December’s Toronto and area residential marketplace exhausted all the superlatives that we would normally apply to a robust resale market. Not only was December’s housing market strong by historical standards, but it dramatically exceeded historic norms, performing more like a spring market than what we have come to expect of property sales during the holiday season. It’s almost as if the holiday season didn’t exist, and unfortunately, because of the restrictions imposed by the effects of Covid-19, normal retail shopping was non-existent. Deprived of retail shopping, it appears that buyers focused their attention on housing instead.
December saw 7,180 residential properties reported sold. That is an eye-popping 65 percent increase compared to the 4,364 properties reported sold last December. December 2019 was a very strong month. For example, only 3,746 properties were reported sold during December 2018. It’s not surprising that with this surge of sales, we also witnessed a surge in the average sale price. On a year-over-year basis, the average sale price for all properties sold in the greater Toronto area increased by more than 11 percent, from $838,662 last year to $932,222 this December.
No doubt this huge jump in average sale price was driven by the number of higher-priced properties that changed hands in December, normally a quiet month for luxury property transactions. In December, 287 properties having a sale price of $2 million or more were reported sold. That compares with only 125 last year, an increase of 130 percent. Not surprisingly more than 90 percent of those properties were detached single-family homes in the 416 and 905 regions.
December’s condominium apartment sales require extra attention. Both during the third and forth quarters of 2020 condominium apartment sales and prices declined, in some cases substantially, namely in Toronto’s central core, while inventory levels increased dramatically. In December, we saw a stunning resurgence of condominium apartment sales. In Toronto’s 416 region, sales increased by 80 percent compared to December 2019. In the 905 region condominium apartment sales were equally as strong, increasing by 75 percent. In the 416 region, there was no corresponding increase in average sale prices. In fact, quite the opposite: average sale prices declined by 5 percent. In Toronto’s central core, where most of the City’s apartment projects are located the decline was even steeper. Prices fell by almost 10 percent, from $733,000 in December 2019 to $669,000 this year. Central core condominium apartment sales accounted for almost 67 percent of the city of Toronto’s total condominium apartment sales. It should be noted that condominium apartment sales in the city’s eastern districts not only doubled, but average sale prices actually increased from $476,000 last year to $512,000, bucking the trend in the central core.

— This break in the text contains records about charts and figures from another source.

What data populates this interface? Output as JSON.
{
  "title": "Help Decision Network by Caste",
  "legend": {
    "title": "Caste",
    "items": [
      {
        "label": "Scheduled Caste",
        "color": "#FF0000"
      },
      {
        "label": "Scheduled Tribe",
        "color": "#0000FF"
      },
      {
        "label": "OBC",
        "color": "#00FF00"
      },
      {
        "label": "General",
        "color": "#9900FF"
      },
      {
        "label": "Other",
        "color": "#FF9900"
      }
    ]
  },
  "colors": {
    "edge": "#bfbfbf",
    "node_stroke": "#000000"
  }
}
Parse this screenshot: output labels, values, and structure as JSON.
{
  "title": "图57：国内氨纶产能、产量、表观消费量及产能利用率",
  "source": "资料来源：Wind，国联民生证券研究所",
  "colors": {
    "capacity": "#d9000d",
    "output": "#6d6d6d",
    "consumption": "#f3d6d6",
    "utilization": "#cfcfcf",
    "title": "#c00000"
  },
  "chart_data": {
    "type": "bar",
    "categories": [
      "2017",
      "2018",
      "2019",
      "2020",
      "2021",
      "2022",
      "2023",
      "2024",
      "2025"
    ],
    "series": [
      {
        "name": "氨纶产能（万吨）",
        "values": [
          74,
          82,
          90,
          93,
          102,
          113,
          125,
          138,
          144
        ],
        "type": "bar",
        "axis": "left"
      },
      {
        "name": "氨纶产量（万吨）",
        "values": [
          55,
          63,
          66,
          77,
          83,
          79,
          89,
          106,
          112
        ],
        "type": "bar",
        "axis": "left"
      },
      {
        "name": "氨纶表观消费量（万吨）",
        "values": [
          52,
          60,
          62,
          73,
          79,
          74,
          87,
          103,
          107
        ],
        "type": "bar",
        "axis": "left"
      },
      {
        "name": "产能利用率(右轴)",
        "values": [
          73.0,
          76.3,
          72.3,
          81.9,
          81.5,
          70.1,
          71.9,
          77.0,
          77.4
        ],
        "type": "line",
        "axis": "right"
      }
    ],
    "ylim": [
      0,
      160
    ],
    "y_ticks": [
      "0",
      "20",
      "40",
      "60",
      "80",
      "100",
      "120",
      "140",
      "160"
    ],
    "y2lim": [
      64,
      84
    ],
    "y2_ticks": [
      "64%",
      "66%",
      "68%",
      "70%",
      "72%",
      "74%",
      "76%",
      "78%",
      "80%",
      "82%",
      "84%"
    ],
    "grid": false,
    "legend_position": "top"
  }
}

The increase in condominium apartment sales at lower average sale prices shifted the variance between average sale prices overall between the 416 and 905 regions. Before December the average sale price in the 905 was always less than the 416. Not this year. The average sale price for the greater Toronto area came in at $932,000. It was 4 percent less in the city of Toronto ($894,000), all as a result of the massive increase of condominium apartment sales at sharply falling prices.
It will be interesting to see if December’s condominium apartment sales were a market anomaly. It may be that the more affordable prices have overcome buyer’s need for space and safety. This phenomenon might also be driven by the fact that prices in the 905 region have risen to prohibitive levels.
Having said that sales of ground level properties, detached, semi-detached and townhouses were robust both in the 416 and 905 regions. Price increases in the 905 eclipsed price increases achieved in the 416 region. Interestingly even condominium apartment average sale prices increased by over 6 percent in the 905 region, a stark contrast to what we witnessed in Toronto’s central core.
Overall, more than 95,000 properties were reported sold in 2020, a 9 percent increase compared to the 87,751 properties reported sold last year. Notwithstanding the unprecedented socio-economic upheaval experienced universally in 2020 as a result of the pandemic, the Toronto and area resale market results were the third best on record. An extraordinary accomplishment!
Looking at 2021 the economic factors that drove the 2020 housing market remain in place. The key factors are exceptionally low mortgage interest rates, government stimulus, and a roaring stock market. With interest rates as low as they are, asset acquisitions will continue to drive the housing market. It is impossible to see a change in this scenario until borrowing money becomes substantially more expensive than what it is at the beginning of 2021.